Farmer ordered to pay after judge rules thumbs-up emoji a valid contractual agreement

Meera Jacka
Farmer ordered to pay up after judge rules thumbs-up emoji a valid contractual agreement

One unlucky farmer was ordered to pay for an undelivered product after a judge determined that a thumbs-up emoji amounted to a valid contractual agreement.

Emojis have become a staple of modern life, appearing on all platforms of social media and often used to communicate without the effort of writing a response.

Many of the small images can have multiple interpretations (we’re looking at you, eggplant emoji), with one Canadian farmer finding this out the hard way.

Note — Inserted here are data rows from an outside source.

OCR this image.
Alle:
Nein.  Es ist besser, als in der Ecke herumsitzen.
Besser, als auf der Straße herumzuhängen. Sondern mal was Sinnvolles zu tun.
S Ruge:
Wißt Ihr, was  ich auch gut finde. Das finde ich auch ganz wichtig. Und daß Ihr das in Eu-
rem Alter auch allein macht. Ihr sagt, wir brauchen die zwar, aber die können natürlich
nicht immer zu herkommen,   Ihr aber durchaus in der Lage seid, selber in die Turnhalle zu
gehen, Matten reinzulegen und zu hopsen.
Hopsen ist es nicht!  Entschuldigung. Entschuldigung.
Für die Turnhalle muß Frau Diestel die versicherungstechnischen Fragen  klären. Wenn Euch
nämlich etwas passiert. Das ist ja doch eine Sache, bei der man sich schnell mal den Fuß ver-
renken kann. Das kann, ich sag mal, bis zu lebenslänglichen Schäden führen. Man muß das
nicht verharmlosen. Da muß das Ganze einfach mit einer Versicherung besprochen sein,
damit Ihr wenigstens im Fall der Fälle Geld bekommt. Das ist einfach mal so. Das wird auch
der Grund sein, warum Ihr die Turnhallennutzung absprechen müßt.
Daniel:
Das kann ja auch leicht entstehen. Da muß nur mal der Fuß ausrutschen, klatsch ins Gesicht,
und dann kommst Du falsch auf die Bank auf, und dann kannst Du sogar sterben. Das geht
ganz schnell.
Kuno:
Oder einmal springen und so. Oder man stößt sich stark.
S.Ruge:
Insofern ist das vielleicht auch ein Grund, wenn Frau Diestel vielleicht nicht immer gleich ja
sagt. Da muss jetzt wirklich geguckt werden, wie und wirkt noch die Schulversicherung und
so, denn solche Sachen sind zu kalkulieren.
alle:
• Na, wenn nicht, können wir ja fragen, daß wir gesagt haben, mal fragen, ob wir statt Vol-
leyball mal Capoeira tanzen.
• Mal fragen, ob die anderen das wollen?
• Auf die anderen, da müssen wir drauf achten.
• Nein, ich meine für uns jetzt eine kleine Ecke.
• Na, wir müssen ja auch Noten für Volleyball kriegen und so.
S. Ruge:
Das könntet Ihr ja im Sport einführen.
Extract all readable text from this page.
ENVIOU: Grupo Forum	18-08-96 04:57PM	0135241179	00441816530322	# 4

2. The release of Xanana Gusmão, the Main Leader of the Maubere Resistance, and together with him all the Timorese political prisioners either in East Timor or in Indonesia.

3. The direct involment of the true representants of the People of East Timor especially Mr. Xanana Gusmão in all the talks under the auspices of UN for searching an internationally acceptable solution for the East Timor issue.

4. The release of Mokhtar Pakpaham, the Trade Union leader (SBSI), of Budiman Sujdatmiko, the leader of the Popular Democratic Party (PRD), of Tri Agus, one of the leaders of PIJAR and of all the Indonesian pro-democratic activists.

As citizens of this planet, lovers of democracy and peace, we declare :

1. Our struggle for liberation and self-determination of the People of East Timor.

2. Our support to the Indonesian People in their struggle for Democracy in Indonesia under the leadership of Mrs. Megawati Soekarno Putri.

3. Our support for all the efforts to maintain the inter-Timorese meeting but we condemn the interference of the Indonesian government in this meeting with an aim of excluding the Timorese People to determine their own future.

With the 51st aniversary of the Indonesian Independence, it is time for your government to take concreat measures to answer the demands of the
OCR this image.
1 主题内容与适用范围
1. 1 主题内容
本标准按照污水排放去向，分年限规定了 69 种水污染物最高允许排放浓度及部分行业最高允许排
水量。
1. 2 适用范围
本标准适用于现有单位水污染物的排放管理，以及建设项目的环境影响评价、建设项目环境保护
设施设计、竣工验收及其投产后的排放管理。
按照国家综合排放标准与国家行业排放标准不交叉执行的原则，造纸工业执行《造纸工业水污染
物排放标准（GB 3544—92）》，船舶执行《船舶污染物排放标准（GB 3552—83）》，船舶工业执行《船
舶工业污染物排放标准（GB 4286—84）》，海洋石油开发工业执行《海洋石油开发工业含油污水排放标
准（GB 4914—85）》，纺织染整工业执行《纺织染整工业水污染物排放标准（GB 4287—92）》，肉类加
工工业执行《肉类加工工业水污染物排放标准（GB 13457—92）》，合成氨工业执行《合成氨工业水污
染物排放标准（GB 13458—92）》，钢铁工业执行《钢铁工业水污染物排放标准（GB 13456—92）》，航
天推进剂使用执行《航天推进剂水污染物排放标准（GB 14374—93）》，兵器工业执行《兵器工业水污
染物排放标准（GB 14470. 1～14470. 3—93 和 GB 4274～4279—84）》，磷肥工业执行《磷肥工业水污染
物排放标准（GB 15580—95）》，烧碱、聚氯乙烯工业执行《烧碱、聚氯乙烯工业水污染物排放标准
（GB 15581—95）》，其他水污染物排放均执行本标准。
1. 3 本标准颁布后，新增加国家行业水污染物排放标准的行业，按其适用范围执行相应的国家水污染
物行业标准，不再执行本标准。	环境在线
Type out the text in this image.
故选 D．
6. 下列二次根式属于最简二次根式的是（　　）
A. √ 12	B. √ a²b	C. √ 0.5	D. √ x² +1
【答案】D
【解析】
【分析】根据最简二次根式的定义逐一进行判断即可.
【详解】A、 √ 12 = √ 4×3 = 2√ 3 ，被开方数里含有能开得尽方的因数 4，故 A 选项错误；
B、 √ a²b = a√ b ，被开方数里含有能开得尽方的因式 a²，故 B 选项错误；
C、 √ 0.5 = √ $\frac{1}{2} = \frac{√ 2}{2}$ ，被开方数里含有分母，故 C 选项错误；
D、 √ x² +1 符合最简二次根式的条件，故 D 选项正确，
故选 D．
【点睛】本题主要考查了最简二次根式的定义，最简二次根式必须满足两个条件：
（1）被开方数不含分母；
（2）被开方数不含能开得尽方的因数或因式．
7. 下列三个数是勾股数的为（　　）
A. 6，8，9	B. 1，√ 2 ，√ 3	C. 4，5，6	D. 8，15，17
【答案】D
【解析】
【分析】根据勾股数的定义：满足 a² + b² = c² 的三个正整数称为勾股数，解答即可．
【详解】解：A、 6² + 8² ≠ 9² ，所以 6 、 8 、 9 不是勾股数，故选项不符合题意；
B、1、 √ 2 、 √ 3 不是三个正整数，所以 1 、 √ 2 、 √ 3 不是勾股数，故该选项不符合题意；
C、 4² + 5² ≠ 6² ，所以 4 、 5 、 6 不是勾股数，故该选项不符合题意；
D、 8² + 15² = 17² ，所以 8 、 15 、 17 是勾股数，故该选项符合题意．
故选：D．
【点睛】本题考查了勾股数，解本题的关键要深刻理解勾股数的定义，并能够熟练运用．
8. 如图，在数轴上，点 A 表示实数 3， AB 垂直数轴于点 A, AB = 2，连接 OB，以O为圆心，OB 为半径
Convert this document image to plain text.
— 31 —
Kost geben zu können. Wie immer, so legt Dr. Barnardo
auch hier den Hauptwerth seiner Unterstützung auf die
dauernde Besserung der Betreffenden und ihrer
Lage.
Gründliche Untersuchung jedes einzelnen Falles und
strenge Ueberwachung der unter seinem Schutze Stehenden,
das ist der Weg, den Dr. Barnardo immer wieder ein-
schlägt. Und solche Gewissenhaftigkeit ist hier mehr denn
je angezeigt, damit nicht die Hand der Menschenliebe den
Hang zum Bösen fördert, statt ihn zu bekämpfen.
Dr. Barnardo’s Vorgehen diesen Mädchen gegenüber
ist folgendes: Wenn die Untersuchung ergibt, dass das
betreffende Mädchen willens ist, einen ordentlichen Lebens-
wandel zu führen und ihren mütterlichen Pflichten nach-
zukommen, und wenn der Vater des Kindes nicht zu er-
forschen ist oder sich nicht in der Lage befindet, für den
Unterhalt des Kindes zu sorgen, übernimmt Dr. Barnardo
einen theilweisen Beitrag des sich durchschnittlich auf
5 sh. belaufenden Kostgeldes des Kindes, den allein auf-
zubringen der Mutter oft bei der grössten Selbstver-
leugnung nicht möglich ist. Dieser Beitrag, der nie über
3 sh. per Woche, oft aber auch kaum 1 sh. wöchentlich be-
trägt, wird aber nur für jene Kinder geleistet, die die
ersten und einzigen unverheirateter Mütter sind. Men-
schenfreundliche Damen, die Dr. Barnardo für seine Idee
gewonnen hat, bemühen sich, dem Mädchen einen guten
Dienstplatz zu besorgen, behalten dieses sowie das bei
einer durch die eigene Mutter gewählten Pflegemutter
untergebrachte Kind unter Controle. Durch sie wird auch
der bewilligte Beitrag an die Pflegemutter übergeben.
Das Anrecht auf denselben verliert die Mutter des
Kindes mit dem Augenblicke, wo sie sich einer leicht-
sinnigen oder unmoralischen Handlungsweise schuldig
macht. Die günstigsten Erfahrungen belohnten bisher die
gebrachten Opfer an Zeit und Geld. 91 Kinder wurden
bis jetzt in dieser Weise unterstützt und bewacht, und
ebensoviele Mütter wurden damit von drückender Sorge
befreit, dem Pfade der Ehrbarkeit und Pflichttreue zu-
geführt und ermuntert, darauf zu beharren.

The Court of King’s Bench decision determined a thumbs-up emoji sent by Swift Current farmer Chris Achter indicated that the farmer had agreed to deliver product worth over $82,000.

Mickleborough’s order was for $82,000 worth of flax — a whopping 86 tonnes

Kent Mickleborough, the buyer in question, had spoken to Achter over the phone prior to texting through a contract to deliver 86 tonnes of flax for $17 per bushel.

Mickleborough also added “please confirm flax contract”, to which Achter replied with a thumbs-up emoji. However, when the delivery was supposed to arrive in November, Mickleborough received nothing. By this time, prices for the crop had increased and the two ultimately ended up in court to resolve the issue.

“I deny that he accepted the thumbs-up emoji as a digital signature of the incomplete contract,” Achter said in an affidavit to the court. “I did not have time to review the Flax Contract and merely wanted to indicate that I did receive his text message.”

Achter’s lawyers expressed concern that the ruling would allow for more cases on the interpretation of emojis

However, the judge, Justice Timothy Keene, agreed with Mickleborough and ruled that the emoji met signature requirements. This meant Achter was in breach of the contract and would need to pay.

Achter’s lawyers have argued that this unusual case and its subsequent ruling would “open the floodgates” for cases surrounding the interpretation of emojis.

“This court cannot (nor should it) attempt to stem the tide of technology and common usage – this appears to be the new reality in Canadian society and courts will have to be ready to meet the new challenges that may arise from the use of emojis and the like,” Keene said, staying true to his decision.